On Wednesday, the Senate Homeland Security and Governmental Affairs Committee will consider legislation that would restructure how the Postal Service pays for its employees' retirement health benefits.
The bill, sponsored by Sen. Tom Carper, D-Del., would reduce the amount of money USPS must pay into the fund that covers future retirement payments, and provide the agency with a longer borrowing limit to meet its current payments. The legislation also would allow USPS to tap into the fund to cover retirement benefits for postal workers beginning in 2009 instead of 2017 -- the current date set by law.
"The Postal Service urgently needs to work with Congress and other key stakeholders to develop and implement a restructuring plan to help put it on a more sustainable financial path," Dodaro said.
The quarterly report suggested that the recession is the primary culprit for the revenue and mail volume contraction while the electronic diversion of traditional mail remains a long-term threat to the Postal Service's viability.

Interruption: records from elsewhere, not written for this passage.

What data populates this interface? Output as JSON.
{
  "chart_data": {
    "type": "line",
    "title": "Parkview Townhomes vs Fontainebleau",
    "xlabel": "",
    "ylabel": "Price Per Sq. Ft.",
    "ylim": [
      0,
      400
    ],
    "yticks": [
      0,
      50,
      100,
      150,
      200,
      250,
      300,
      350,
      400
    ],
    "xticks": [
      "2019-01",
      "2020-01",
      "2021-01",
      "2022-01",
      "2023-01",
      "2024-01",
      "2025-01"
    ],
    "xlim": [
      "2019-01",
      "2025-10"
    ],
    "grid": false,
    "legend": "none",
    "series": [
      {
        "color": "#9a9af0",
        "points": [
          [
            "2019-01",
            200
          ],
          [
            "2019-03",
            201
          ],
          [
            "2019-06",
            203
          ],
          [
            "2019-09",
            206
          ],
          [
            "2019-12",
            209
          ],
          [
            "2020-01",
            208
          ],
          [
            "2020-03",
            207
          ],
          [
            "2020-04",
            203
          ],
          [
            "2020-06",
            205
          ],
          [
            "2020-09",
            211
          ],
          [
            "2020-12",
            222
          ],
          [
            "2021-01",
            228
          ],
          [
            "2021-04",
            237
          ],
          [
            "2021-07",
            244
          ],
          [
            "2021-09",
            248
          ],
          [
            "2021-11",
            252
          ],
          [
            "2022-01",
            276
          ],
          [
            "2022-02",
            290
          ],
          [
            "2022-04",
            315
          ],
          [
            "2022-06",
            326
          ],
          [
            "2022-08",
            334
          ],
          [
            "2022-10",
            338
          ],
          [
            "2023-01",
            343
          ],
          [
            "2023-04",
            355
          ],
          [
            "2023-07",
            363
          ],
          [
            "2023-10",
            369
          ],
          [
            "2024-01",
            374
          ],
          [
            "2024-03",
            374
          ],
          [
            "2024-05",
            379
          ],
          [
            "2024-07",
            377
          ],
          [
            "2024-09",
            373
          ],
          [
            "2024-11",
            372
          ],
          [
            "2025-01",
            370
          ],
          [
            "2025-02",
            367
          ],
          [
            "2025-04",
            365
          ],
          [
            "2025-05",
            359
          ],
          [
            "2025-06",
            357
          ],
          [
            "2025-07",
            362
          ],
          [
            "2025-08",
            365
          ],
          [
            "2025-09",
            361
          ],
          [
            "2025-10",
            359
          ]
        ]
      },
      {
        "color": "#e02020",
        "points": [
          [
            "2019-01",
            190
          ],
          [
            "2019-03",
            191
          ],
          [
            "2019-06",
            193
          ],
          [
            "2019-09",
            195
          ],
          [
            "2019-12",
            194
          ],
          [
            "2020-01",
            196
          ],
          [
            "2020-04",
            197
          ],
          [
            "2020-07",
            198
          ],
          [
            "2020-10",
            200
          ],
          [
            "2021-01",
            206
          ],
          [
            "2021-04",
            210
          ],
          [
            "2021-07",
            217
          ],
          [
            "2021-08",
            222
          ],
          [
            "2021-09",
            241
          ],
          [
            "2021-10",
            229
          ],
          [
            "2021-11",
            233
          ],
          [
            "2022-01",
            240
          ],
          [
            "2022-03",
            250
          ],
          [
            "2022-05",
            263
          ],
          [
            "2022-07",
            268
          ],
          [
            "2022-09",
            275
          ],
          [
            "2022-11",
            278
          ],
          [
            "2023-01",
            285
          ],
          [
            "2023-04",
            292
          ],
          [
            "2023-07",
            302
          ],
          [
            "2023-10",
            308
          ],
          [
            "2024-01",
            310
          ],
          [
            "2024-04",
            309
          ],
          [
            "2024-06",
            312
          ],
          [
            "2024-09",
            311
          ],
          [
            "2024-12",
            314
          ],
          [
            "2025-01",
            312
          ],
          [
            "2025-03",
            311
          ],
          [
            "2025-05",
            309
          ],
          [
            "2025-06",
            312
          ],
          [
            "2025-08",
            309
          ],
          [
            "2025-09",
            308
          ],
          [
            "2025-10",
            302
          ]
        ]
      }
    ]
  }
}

To remove its financial condition from the high-risk list, the Postal Service needs to undertake a number of major structural changes, Dodaro said.
Short-term fixes include consolidating some of the 38,000 retail and processing facilities across the country and reducing compensation and wages for more than 700,000 USPS employees.
The Postal Service recently released its Station and Branch Optimization and Consolidation Initiative, which outlines plans to merge the operations of some retail stations and branches into nearby postal facilities. The House Oversight and Government Reform Subcommittee on Federal Workforce, Postal Service and the District of Columbia will hold an oversight hearing on the initiative on Thursday.
For the long term, GAO recommended the Postal Service consider merging some of its operations, closing unnecessary facilities and reducing the size of its workforce. Approximately 162,000 USPS employees are eligible to retire this year, a figure that will increase to almost 300,000 within the next four years, the watchdog said.
Among other belt-tightening options, USPS officials have considered cutting back service from six days per week to five, but Congress so far has balked at the idea.